Os investigadores localizaram ainda o comprovante de uma transferência de R$ 100 mil feita por Diogo Lima para Danilo Cutrim Bezerra, vendedor de um imóvel rural adquirido por Luís Pablo por R$ 461 mil. O relatório indica que a propriedade foi paga por meio de depósitos provenientes de diferentes pessoas.
Apesar da coincidência de sobrenomes, a PF informou não ter conseguido comprovar qualquer parentesco entre Danilo Cutrim Bezerra e Raimundo Cutrim. O documento ressalta que o sobrenome Cutrim é comum no Maranhão.
Luís Pablo afirma que os R$ 100 mil foram um empréstimo pessoal concedido por Diogo Lima e que o valor já foi devolvido. Ele também nega ter recebido dinheiro para produzir reportagens contra Dino. Em entrevista ao UOL, o jornalista contestou as suspeitas.
Notas fiscais para a Assembleia Legislativa
A perícia encontrou ainda notas fiscais emitidas pelo Blog Luís Pablo relacionadas à Assembleia Legislativa do Maranhão, com valores mensais entre R$ 12 mil e R$ 17,5 mil.
Questionado sobre os documentos, o jornalista afirmou que os pagamentos se referiam à veiculação de banners publicitários no blog.
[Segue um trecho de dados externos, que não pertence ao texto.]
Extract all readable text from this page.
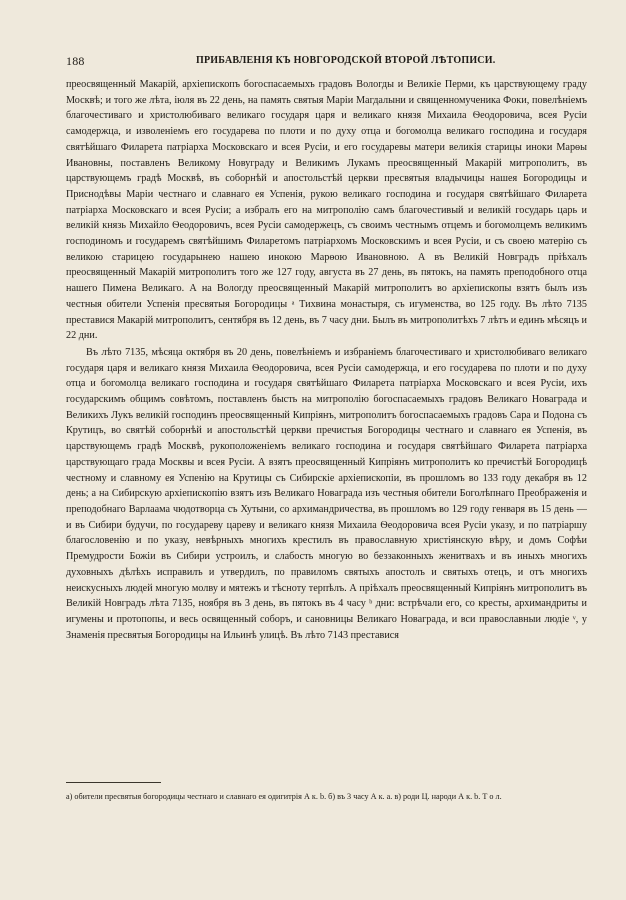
188	ПРИБАВЛЕНІЯ КЪ НОВГОРОДСКОЙ ВТОРОЙ ЛѢТОПИСИ.

преосвященный Макарій, архіепископъ богоспасаемыхъ градовъ Вологды и Великіе Перми, къ царствующему граду Москвѣ; и того же лѣта, іюля въ 22 день, на память святыя Маріи Магдалыни и священномученика Фоки, повелѣніемъ благочестиваго и христолюбиваго великаго государя царя и великаго князя Михаила Ѳеодоровича, всея Русіи самодержца, и изволеніемъ его государева по плоти и по духу отца и богомолца великаго господина и государя святѣйшаго Филарета патріарха Московскаго и всея Русіи, и его государевы матери великія старицы иноки Марѳы Ивановны, поставленъ Великому Новуграду и Великимъ Лукамъ преосвященный Макарій митрополитъ, въ царствующемъ градѣ Москвѣ, въ соборнѣй и апостольстѣй церкви пресвятыя владычицы нашея Богородицы и Приснодѣвы Маріи честнаго и славнаго ея Успенія, рукою великаго господина и государя святѣйшаго Филарета патріарха Московскаго и всея Русіи; а избралъ его на митрополію самъ благочестивый и великій государь царь и великій князь Михайло Ѳеодоровичъ, всея Русіи самодержецъ, съ своимъ честнымъ отцемъ и богомолцемъ великимъ господиномъ и государемъ святѣйшимъ Филаретомъ патріархомъ Московскимъ и всея Русіи, и съ своею матерію съ великою старицею государынею нашею инокою Марѳою Ивановною. А въ Великій Новградъ пріѣхалъ преосвященный Макарій митрополитъ того же 127 году, августа въ 27 день, въ пятокъ, на память преподобного отца нашего Пимена Великаго. А на Вологду преосвященный Макарій митрополитъ во архіепископы взятъ былъ изъ честныя обители Успенія пресвятыя Богородицы ᵃ Тихвина монастыря, съ игуменства, во 125 году. Въ лѣто 7135 преставися Макарій митрополитъ, сентября въ 12 день, въ 7 часу дни. Былъ въ митрополитѣхъ 7 лѣтъ и единъ мѣсяцъ и 22 дни.

Въ лѣто 7135, мѣсяца октября въ 20 день, повелѣніемъ и избраніемъ благочестиваго и христолюбиваго великаго государя царя и великаго князя Михаила Ѳеодоровича, всея Русіи самодержца, и его государева по плоти и по духу отца и богомолца великаго господина и государя святѣйшаго Филарета патріарха Московскаго и всея Русіи, ихъ государскимъ общимъ совѣтомъ, поставленъ бысть на митрополію богоспасаемыхъ градовъ Великаго Новаграда и Великихъ Лукъ великій господинъ преосвященный Кипріянъ, митрополитъ богоспасаемыхъ градовъ Сара и Подона съ Крутицъ, во святѣй соборнѣй и апостольстѣй церкви пречистыя Богородицы честнаго и славнаго ея Успенія, въ царствующемъ градѣ Москвѣ, рукоположеніемъ великаго господина и государя святѣйшаго Филарета патріарха царствующаго града Москвы и всея Русіи. А взятъ преосвященный Кипріянъ митрополитъ ко пречистѣй Богородицѣ честному и славному ея Успенію на Крутицы съ Сибирскіе архіепископіи, въ прошломъ во 133 году декабря въ 12 день; а на Сибирскую архіепископію взятъ изъ Великаго Новаграда изъ честныя обители Боголѣпнаго Преображенія и преподобнаго Варлаама чюдотворца съ Хутыни, со архимандричества, въ прошломъ во 129 году генваря въ 15 день — и въ Сибири будучи, по государеву цареву и великаго князя Михаила Ѳеодоровича всея Русіи указу, и по патріаршу благословенію и по указу, невѣрныхъ многихъ крестилъ въ православную христіянскую вѣру, и домъ Софѣи Премудрости Божіи въ Сибири устроилъ, и слабость многую во беззаконныхъ женитвахъ и въ иныхъ многихъ духовныхъ дѣлѣхъ исправилъ и утвердилъ, по правиломъ святыхъ апостолъ и святыхъ отецъ, и отъ многихъ неискусныхъ людей многую молву и мятежъ и тѣсноту терпѣлъ. А пріѣхалъ преосвященный Кипріянъ митрополитъ въ Великій Новградъ лѣта 7135, ноября въ 3 день, въ пятокъ въ 4 часу ᵇ дни: встрѣчали его, со кресты, архимандриты и игумены и протопопы, и весь освященный соборъ, и сановницы Великаго Новаграда, и вси православныи людіе ᵛ, у Знаменія пресвятыя Богородицы на Ильинѣ улицѣ. Въ лѣто 7143 преставися

а) обители пресвятыя богородицы честнаго и славнаго ея одигитрія А к. b. б) въ 3 часу А к. а. в) роди Ц. народи А к. b. Т о л.
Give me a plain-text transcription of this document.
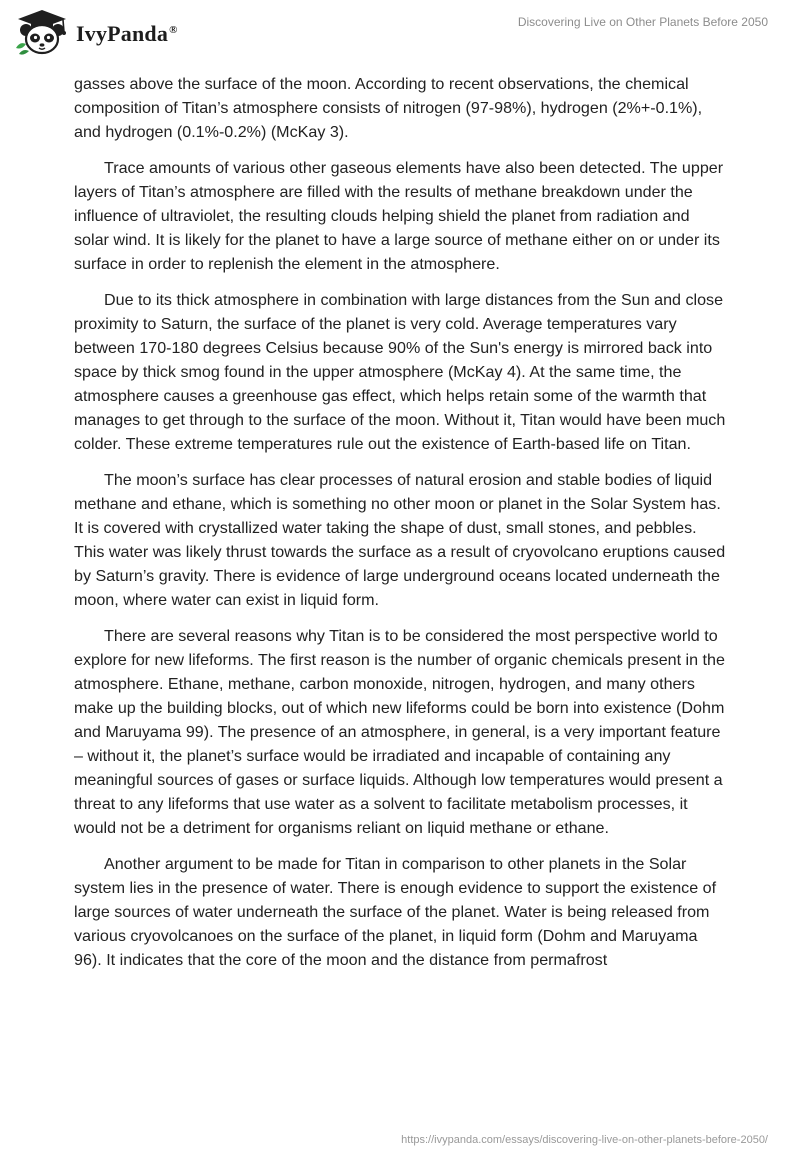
IvyPanda®
Discovering Live on Other Planets Before 2050

gasses above the surface of the moon. According to recent observations, the chemical composition of Titan’s atmosphere consists of nitrogen (97-98%), hydrogen (2%+-0.1%), and hydrogen (0.1%-0.2%) (McKay 3).

Trace amounts of various other gaseous elements have also been detected. The upper layers of Titan’s atmosphere are filled with the results of methane breakdown under the influence of ultraviolet, the resulting clouds helping shield the planet from radiation and solar wind. It is likely for the planet to have a large source of methane either on or under its surface in order to replenish the element in the atmosphere.

Due to its thick atmosphere in combination with large distances from the Sun and close proximity to Saturn, the surface of the planet is very cold. Average temperatures vary between 170-180 degrees Celsius because 90% of the Sun's energy is mirrored back into space by thick smog found in the upper atmosphere (McKay 4). At the same time, the atmosphere causes a greenhouse gas effect, which helps retain some of the warmth that manages to get through to the surface of the moon. Without it, Titan would have been much colder. These extreme temperatures rule out the existence of Earth-based life on Titan.

The moon’s surface has clear processes of natural erosion and stable bodies of liquid methane and ethane, which is something no other moon or planet in the Solar System has. It is covered with crystallized water taking the shape of dust, small stones, and pebbles. This water was likely thrust towards the surface as a result of cryovolcano eruptions caused by Saturn’s gravity. There is evidence of large underground oceans located underneath the moon, where water can exist in liquid form.

There are several reasons why Titan is to be considered the most perspective world to explore for new lifeforms. The first reason is the number of organic chemicals present in the atmosphere. Ethane, methane, carbon monoxide, nitrogen, hydrogen, and many others make up the building blocks, out of which new lifeforms could be born into existence (Dohm and Maruyama 99). The presence of an atmosphere, in general, is a very important feature – without it, the planet’s surface would be irradiated and incapable of containing any meaningful sources of gases or surface liquids. Although low temperatures would present a threat to any lifeforms that use water as a solvent to facilitate metabolism processes, it would not be a detriment for organisms reliant on liquid methane or ethane.

Another argument to be made for Titan in comparison to other planets in the Solar system lies in the presence of water. There is enough evidence to support the existence of large sources of water underneath the surface of the planet. Water is being released from various cryovolcanoes on the surface of the planet, in liquid form (Dohm and Maruyama 96). It indicates that the core of the moon and the distance from permafrost

https://ivypanda.com/essays/discovering-live-on-other-planets-before-2050/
Segundo ele, a contratação era intermediada pela agência de publicidade responsável pelas campanhas da Assembleia e alcançava diferentes veículos de comunicação.
Luís Pablo disse também que os pagamentos foram suspensos em razão das restrições impostas pela legislação eleitoral.
Até o momento, as movimentações financeiras e os diálogos analisados não resultaram em uma conclusão definitiva da PF sobre pagamento pela publicação das reportagens. Luís Pablo nega ter perseguido Flávio Dino e afirma que as diligências atingiram o direito constitucional ao sigilo da fonte. À Folha, ele declarou que a decisão prejudica o exercício do jornalismo.